Scienza

Gli scienziati trovano tre volte più barriere coralline resilienti al clima di quanto noto in precedenza

8 visualizzazioni

Triplicare le stime precedenti

I ricercatori hanno identificato quasi 166.000 chilometri quadrati di barriere coralline in grado di sopravvivere e riprendersi dalla crisi climatica, triplicando le stime precedenti e offrendo una rara nota di speranza per uno degli ecosistemi oceanici più minacciati. Lo studio epocale, presentato alla Conferenza Our Ocean a Mombasa, in Kenya, ha analizzato oltre 45.000 rilevamenti di coralli insieme a decenni di dati climatici e oceanici per creare la mappa più completa mai realizzata di barriere resilienti.

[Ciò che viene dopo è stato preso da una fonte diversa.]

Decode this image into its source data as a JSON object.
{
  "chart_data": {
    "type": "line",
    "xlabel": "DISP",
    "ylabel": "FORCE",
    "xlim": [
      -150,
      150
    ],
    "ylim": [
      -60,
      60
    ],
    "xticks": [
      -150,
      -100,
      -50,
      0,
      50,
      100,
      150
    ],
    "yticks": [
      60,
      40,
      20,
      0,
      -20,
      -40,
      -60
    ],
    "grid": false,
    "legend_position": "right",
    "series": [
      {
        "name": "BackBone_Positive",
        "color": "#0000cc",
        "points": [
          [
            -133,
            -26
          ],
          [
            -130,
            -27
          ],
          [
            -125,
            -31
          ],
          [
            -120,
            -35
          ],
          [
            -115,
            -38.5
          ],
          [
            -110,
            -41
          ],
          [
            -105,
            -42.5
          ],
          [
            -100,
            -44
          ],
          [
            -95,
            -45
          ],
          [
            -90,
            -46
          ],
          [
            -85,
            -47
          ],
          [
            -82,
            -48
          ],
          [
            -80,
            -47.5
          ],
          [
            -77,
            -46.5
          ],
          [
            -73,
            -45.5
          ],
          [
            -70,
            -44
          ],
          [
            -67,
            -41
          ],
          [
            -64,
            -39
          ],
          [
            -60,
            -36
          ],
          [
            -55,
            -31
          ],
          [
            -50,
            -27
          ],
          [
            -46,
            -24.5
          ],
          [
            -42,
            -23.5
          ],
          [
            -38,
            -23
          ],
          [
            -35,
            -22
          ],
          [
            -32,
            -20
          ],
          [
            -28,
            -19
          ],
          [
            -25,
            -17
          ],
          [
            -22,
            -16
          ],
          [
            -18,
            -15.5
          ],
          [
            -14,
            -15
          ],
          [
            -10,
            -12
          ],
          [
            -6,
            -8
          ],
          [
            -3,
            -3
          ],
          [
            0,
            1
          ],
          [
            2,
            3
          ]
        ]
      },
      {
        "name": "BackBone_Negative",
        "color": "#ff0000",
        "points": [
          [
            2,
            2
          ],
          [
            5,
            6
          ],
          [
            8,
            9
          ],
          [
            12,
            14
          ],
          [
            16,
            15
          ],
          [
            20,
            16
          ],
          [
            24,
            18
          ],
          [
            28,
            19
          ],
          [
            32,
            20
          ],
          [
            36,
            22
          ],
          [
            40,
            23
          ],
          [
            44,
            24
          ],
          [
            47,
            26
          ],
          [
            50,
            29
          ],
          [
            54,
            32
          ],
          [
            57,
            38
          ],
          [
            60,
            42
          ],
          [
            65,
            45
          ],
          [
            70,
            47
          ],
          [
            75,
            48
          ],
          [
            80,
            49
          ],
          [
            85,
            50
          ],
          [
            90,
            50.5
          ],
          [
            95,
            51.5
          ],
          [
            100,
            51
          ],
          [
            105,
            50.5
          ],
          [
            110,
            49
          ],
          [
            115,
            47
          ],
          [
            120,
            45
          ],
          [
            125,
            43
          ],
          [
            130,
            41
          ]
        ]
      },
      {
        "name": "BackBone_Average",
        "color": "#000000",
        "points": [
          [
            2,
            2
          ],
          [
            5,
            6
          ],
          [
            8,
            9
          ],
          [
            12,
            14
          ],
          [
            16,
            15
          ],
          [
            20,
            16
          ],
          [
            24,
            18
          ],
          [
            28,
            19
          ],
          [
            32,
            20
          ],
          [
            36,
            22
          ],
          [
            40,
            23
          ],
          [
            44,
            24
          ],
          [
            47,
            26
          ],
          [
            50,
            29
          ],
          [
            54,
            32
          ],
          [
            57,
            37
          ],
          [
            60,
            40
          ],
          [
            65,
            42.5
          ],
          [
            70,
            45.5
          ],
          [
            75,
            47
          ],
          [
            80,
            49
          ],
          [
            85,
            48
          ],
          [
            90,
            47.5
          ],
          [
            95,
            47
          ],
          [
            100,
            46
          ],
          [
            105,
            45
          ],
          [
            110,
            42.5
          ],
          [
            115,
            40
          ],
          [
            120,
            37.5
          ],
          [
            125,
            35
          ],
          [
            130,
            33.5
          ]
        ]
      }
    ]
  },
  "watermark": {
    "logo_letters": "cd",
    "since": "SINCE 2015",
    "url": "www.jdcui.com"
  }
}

Dove si trovano le barriere resilienti

Circa il 60% delle barriere resilienti al clima è concentrato in soli cinque paesi: Australia, Bahamas, Cuba, Indonesia e Filippine. Alcune barriere sono meglio posizionate perché si trovano in rare sacche oceaniche più fresche o sono dominate da grandi coralli ramificati e a placche che resistono naturalmente a temperature più calde. La ricerca copre 71 paesi ed è stata sostenuta dalla Bloomberg Ocean Initiative.

Lacuna nella conservazione

Nonostante i risultati promettenti, meno di un terzo di queste barriere resilienti cade attualmente in aree protette coperte da misure di conservazione. La dott.ssa Emily Darling, direttrice della conservazione dei coralli presso la Wildlife Conservation Society e co-autrice della valutazione, ha dichiarato: "Le barriere coralline sono spesso inquadrate come ecosistemi al di là della salvezza, ma questa ricerca mostra che esiste un insieme globale di barriere che hanno il potenziale per sopravvivere e riprendersi." I risultati forniscono una tabella di marcia per dare priorità agli sforzi di conservazione dove possono avere il maggiore impatto.